Liquid chromatography mass spectrometry (LC-MS) is a powerful method for the analysis of compounds, and is increasingly used as a sensitive and efficient tool for metabolite profiling in natural plants or bodies. The numerical results of response, closely related to the conversion rate of the transformation products, were meaningful to guide for isolation work. Herein, UPLC-Q-TOF-MSE was employed for predicting and identifying biotransformation products of DHA. Although there were nine compounds discovered and analyzed by MSE, only compounds M1, M8, and M9, the top three high response values, were gained by isolation. Therefore, how to increase the conversion rate from substrates to hydroxylation products is one of the significant for further research. Additionally, to satisfy the need of microbial transformation, the purity of DHA was detected, and the HPLC profile of DHA has been shown in Supplementary Figure S2. The two isoforms, α-DHA and β-DHA, are the two peaks in the graph, respectively.

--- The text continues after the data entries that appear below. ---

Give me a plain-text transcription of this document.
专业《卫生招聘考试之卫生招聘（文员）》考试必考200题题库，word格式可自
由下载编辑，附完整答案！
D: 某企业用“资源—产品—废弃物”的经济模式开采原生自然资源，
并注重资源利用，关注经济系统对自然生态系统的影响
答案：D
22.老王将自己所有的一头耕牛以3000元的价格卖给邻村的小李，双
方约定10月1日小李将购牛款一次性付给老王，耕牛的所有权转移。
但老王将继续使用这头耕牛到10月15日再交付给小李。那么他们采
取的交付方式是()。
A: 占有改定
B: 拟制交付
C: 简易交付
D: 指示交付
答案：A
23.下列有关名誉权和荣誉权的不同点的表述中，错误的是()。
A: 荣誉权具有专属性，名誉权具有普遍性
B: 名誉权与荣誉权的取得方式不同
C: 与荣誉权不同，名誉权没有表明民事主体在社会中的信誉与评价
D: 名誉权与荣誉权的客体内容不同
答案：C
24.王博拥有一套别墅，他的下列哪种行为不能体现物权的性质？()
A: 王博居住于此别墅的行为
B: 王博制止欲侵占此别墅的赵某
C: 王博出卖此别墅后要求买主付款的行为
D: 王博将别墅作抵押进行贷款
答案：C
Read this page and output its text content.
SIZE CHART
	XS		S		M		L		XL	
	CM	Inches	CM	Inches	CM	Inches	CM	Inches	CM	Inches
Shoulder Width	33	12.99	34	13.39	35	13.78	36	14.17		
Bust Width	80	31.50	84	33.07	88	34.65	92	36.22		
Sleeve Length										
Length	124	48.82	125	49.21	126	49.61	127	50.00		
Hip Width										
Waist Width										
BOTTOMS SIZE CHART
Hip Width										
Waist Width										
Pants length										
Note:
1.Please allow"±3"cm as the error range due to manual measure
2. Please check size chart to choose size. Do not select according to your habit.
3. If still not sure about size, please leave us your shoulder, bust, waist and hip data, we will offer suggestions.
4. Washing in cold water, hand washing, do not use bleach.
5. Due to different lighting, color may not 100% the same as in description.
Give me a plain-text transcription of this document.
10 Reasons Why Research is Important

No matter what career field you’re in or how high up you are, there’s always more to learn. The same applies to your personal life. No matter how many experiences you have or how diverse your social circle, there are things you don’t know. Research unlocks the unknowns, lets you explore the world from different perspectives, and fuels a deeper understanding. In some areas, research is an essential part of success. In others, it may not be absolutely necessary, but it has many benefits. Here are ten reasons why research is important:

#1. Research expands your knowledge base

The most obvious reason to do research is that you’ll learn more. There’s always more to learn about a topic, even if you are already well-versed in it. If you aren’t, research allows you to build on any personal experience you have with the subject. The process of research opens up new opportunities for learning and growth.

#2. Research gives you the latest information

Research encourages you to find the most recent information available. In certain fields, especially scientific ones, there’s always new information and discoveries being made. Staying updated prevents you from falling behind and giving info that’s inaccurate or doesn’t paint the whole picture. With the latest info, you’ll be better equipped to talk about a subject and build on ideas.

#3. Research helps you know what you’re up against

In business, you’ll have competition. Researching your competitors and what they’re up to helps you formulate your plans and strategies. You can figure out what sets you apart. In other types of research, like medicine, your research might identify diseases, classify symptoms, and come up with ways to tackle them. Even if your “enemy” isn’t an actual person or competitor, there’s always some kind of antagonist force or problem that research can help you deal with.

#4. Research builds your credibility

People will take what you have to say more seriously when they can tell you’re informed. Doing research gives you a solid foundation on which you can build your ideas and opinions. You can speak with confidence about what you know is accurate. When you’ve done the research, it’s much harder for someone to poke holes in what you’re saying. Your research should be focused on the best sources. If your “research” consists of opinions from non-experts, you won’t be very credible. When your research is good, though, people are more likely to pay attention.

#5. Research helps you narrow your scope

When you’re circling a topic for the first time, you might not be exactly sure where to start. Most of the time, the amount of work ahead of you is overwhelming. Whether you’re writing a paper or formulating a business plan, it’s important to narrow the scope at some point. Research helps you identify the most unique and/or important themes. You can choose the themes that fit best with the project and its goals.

Artemisinin and its derivatives are excellent antimalarial agents due to the unique peroxide bridge. The mechanism of antimalarial action research indicated that the hallmark of artemisinin activation is the generation of highly reactive carbon-centered radicals via endoperoxide cleavage (O'Neill et al., 2010). And 1-deoxidation products were found to be inactive against P. falciparum 3D7 strain due to the cleavage of peroxy linkage (Tu, 2011; Kumari et al., 2018; Yang et al., 2020). Furthermore, the in vitro experiments verify the above conclusion.

Conclusion

Microorganisms can mimic mammal metabolism to synthesize metabolites in an environmentally friendly manner. Herein, microbial transformation by C. elegans.40250 was first employed as a biotransformation tool to gain metabolites that were discovered in erythrocyte. Finally, nine products were detected from microbial system by UPLC-ESI-Q-TOF-MSE, and three intracellular metabolic products were isolated and identified for the first time. Moreover, compound M1 was a novel antimalarial component, with an antimalarial activity IC50 value of 133 nM. In conclusion, the biotransformation of DHA by Cunninghamella proved to be an effective procedure for the investigation of metabolism, especially with the advantage of accumulating metabolites, and one intracellular metabolite of DHA with antimalarial activity was the first time to discover.